According to a powerpoint presentation I read, there are 5 types:
And as you can see, I have a lot of gaps of knowledge. Unfortunately, I have yet to find a comprehensive documentation that covers this topic. Any input on this will be appreciated.
Upvotes: 1
Views: 9740
Reputation: 3887
Here's my swag at an answer. I think the best way to think about it is to consider how the join is expressed in SQL, and then consider the join algorithm that is used by the database to resolve them under the covers.
Equi-join
Joins of this form, where the join criteria is an equality comparison, and each term is a simple column reference (i.e. not an expression).
SELECT ...
FROM tableA a
JOIN tableB b
ON a.col1 = b.col
Algorithms
Netezza will most often resolve Equi-joins using a Hash Join approach where the hashed value of the join columns can be compared to verify equality.

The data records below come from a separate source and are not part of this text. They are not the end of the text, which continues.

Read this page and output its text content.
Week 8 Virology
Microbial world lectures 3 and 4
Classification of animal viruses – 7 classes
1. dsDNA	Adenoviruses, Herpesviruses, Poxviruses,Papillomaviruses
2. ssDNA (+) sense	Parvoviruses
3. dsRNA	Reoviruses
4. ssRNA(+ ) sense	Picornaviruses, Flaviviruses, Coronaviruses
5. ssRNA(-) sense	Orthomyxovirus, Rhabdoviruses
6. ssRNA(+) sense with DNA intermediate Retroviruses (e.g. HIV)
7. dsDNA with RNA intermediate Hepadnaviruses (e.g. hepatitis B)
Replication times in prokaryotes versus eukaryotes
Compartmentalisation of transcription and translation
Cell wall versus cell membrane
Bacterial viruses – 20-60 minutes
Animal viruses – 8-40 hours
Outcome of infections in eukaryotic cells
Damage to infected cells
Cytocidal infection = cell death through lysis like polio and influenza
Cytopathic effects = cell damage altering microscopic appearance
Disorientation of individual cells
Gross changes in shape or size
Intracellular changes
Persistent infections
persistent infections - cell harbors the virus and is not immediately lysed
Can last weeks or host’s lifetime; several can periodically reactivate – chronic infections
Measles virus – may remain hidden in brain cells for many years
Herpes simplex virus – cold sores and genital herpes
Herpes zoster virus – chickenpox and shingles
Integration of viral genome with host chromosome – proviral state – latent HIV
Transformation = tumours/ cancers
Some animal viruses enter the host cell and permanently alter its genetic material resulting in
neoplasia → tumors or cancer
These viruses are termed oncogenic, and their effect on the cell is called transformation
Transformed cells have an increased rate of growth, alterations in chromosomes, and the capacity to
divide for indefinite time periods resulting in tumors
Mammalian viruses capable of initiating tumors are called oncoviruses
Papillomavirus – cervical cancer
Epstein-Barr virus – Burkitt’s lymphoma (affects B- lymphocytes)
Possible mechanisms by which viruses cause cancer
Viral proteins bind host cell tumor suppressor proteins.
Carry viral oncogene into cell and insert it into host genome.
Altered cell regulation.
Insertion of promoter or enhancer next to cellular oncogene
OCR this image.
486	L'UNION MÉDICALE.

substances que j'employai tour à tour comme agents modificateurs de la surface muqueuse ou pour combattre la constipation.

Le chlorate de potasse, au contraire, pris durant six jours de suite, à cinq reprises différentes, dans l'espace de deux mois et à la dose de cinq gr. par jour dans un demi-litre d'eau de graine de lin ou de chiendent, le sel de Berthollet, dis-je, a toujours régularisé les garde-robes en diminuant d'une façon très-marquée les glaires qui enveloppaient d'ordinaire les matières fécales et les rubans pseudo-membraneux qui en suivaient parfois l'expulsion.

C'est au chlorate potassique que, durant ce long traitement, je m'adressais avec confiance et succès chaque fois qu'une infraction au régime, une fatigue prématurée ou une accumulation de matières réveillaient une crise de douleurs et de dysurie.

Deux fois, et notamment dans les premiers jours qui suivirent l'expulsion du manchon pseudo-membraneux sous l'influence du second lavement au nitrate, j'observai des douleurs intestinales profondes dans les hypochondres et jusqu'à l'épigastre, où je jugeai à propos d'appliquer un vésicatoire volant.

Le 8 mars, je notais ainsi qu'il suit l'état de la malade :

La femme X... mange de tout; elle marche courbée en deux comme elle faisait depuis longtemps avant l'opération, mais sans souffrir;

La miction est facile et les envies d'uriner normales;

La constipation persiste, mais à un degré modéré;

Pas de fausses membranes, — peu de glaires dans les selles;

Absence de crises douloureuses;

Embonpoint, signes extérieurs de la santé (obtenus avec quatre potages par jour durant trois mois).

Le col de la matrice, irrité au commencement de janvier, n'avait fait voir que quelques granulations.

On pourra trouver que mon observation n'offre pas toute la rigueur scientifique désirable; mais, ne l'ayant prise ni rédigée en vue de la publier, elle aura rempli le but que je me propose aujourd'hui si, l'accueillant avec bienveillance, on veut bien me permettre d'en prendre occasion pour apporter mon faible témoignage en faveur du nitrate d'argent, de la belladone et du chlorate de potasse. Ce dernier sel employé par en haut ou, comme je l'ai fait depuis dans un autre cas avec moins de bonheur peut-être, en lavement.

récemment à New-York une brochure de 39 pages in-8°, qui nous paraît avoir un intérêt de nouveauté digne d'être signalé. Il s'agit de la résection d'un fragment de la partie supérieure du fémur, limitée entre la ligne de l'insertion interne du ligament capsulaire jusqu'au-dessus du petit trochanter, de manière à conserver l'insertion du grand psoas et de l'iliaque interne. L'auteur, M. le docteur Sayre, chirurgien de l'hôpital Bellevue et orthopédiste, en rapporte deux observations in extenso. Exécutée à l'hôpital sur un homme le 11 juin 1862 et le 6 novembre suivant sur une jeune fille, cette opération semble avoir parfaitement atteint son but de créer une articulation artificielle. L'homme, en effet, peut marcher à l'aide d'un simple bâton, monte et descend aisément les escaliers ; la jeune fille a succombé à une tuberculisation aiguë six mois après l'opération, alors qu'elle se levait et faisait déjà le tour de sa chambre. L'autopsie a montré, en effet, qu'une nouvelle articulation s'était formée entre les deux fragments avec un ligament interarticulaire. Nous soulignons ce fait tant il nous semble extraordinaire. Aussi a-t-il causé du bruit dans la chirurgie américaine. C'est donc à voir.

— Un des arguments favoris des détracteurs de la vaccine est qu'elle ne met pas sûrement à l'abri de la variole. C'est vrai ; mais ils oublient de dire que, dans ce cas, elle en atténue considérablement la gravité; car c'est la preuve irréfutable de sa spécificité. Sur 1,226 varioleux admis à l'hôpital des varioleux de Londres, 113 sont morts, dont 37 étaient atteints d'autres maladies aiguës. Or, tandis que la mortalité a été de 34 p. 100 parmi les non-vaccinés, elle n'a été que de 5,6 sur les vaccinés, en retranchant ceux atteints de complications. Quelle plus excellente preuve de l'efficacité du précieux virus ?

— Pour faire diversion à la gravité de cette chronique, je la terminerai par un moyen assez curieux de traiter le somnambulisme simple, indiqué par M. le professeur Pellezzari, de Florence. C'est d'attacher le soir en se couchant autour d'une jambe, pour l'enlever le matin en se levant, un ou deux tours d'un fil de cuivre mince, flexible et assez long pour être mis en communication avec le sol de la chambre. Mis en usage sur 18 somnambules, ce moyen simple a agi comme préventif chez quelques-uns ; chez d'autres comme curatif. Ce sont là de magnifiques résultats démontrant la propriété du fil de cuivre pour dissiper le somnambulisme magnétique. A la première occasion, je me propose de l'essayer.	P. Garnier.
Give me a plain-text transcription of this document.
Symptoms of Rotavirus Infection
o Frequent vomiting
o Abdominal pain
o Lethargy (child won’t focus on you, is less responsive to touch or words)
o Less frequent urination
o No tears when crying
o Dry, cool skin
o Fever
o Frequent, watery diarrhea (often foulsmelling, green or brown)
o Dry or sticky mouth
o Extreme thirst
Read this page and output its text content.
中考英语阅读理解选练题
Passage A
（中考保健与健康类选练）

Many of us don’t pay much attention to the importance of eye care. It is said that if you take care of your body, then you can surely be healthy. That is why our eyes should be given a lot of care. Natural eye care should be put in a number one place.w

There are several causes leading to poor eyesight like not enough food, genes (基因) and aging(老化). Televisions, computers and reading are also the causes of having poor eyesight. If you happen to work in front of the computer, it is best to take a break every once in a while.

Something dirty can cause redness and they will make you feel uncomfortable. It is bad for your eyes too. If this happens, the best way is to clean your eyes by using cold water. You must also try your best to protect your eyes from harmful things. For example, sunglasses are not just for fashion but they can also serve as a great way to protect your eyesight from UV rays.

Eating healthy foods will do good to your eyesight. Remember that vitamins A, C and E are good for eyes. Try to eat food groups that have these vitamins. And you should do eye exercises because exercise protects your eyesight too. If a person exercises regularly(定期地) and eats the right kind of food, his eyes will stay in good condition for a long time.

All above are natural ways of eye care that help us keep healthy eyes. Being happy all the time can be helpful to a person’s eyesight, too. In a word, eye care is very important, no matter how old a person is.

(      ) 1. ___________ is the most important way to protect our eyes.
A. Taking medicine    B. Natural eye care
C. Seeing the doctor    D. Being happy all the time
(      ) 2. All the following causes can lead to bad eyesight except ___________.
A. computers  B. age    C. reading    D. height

In certain circumstances, Netezza may use a Merge Sort Join approach in cases where the data being joined is already sorted (e.g. using Materialized Views) making this normally expensive approach more attractive, or when the data types being compared are such that a hash comparison is not reliable (e.g. floating point data types).
Expression Joins
Joins of this form, where the join criteria is anything but an equality comparison.
SELECT ...
FROM tableA a
JOIN tableB b
ON a.col1 < b.col
Algorithms
Since a simple equality evaluation isn't sufficient, Netezza handles these cases with a Nested Loop approach. Each row in tableA is evaluated individually against each row in tableB. It is for this reason that expression join can never be a co-located join in Netezza. The Nested Loop approach is therefore quite expensive.
Cross Joins
Joins of this form, where there the join criteria does not include any columns from at least one of the table.
SELECT ...
FROM tableA a
JOIN tableB b
ON a.col1 = 0
or SELECT ... FROM tableA a, tableB b
Algorithms
Netezza will take cartesion product approach to resolving these, which can be quite expensive, and also cannot be a co-located join as every row in every data slices must be joined to every row in every other data slice.
Implict IN/EXISTS Joins
Statements such as these are not explicitly joins in SQL, but may be processed as joins by the database.
SELECT ...
FROM tableA a
WHERE col1 IN
(
SELECT col1
FROM tableB
)
or
SELECT ...
FROM tableA a
WHERE NOT EXISTS
(
SELECT *
FROM tableB b
WHERE a.col1 = b.col1
)
Algorithms
Netezza will approach these statements with an Exists Join approach, which is fundamentally the same as the Hash Join approach, but since no joined data is required in the result set, it only has to tally existence in the process.
Upvotes: 6